Westgate Tower back on the leasing market

Westgate Tower, the 20-storey office block next to Jurong East MRT Station, is back on the leasing market. A Sun Venture-Low Keng Huat (LKH) consortium has appointed Jones Lang LaSalle (JLL) and CBRE as joint sole leasing agents. Just last month, Sun Venture-LKH was granted options to buy the office tower at $579.4 million, or $1,900 psf, from the developers of the Westgate mixed-development project – CapitaLand, CapitaMalls Asia and CapitaMall Trust.
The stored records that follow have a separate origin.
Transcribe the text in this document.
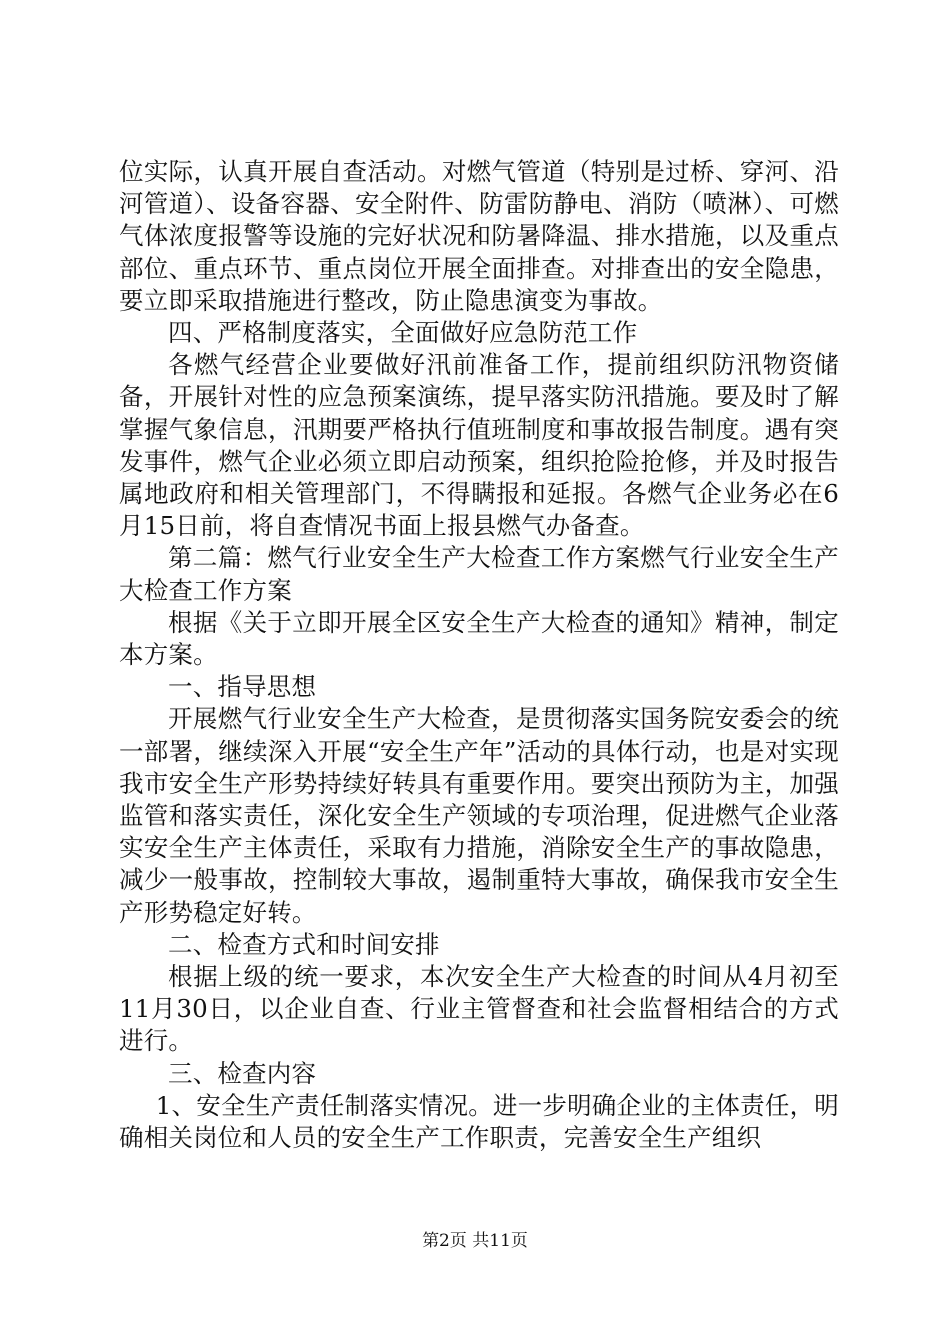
位实际，认真开展自查活动。对燃气管道（特别是过桥、穿河、沿河管道）、设备容器、安全附件、防雷防静电、消防（喷淋）、可燃气体浓度报警等设施的完好状况和防暑降温、排水措施，以及重点部位、重点环节、重点岗位开展全面排查。对排查出的安全隐患，要立即采取措施进行整改，防止隐患演变为事故。

四、严格制度落实，全面做好应急防范工作

各燃气经营企业要做好汛前准备工作，提前组织防汛物资储备，开展针对性的应急预案演练，提早落实防汛措施。要及时了解掌握气象信息，汛期要严格执行值班制度和事故报告制度。遇有突发事件，燃气企业必须立即启动预案，组织抢险抢修，并及时报告属地政府和相关管理部门，不得瞒报和延报。各燃气企业务必在6月15日前，将自查情况书面上报县燃气办备查。

第二篇：燃气行业安全生产大检查工作方案燃气行业安全生产大检查工作方案

根据《关于立即开展全区安全生产大检查的通知》精神，制定本方案。

一、指导思想

开展燃气行业安全生产大检查，是贯彻落实国务院安委会的统一部署，继续深入开展“安全生产年”活动的具体行动，也是对实现我市安全生产形势持续好转具有重要作用。要突出预防为主，加强监管和落实责任，深化安全生产领域的专项治理，促进燃气企业落实安全生产主体责任，采取有力措施，消除安全生产的事故隐患，减少一般事故，控制较大事故，遏制重特大事故，确保我市安全生产形势稳定好转。

二、检查方式和时间安排

根据上级的统一要求，本次安全生产大检查的时间从4月初至11月30日，以企业自查、行业主管督查和社会监督相结合的方式进行。

三、检查内容

1、安全生产责任制落实情况。进一步明确企业的主体责任，明确相关岗位和人员的安全生产工作职责，完善安全生产组织

第2页 共11页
Sun Venture managing director Alvin Teo said that the new owners’ asking rent is around $6.50 psf, compared with the previous owners’s indicating office rents of $8 psf a month.

(Source: Business Times)

Tuas South long-lease industrial site for sale

A long-lease 34,189 sq ft industrial site in 17 Tuas South Street 5 has been launched for sale by Expression of Interest for $8.9 million. The site has a two-storey building with production and storage space, a mezzanine office with a GFA of approximately 39,795 sq ft. The lease tenure is about 45 years. Nicholas Ng, local director of investments at Jones Lang LaSalle – the site’s exclusive marketing agent, said factories with lease tenures of more than 40 years are rare, and that this site would be attractive to industrialists with huge upfront costs or leases expiring in the next few years.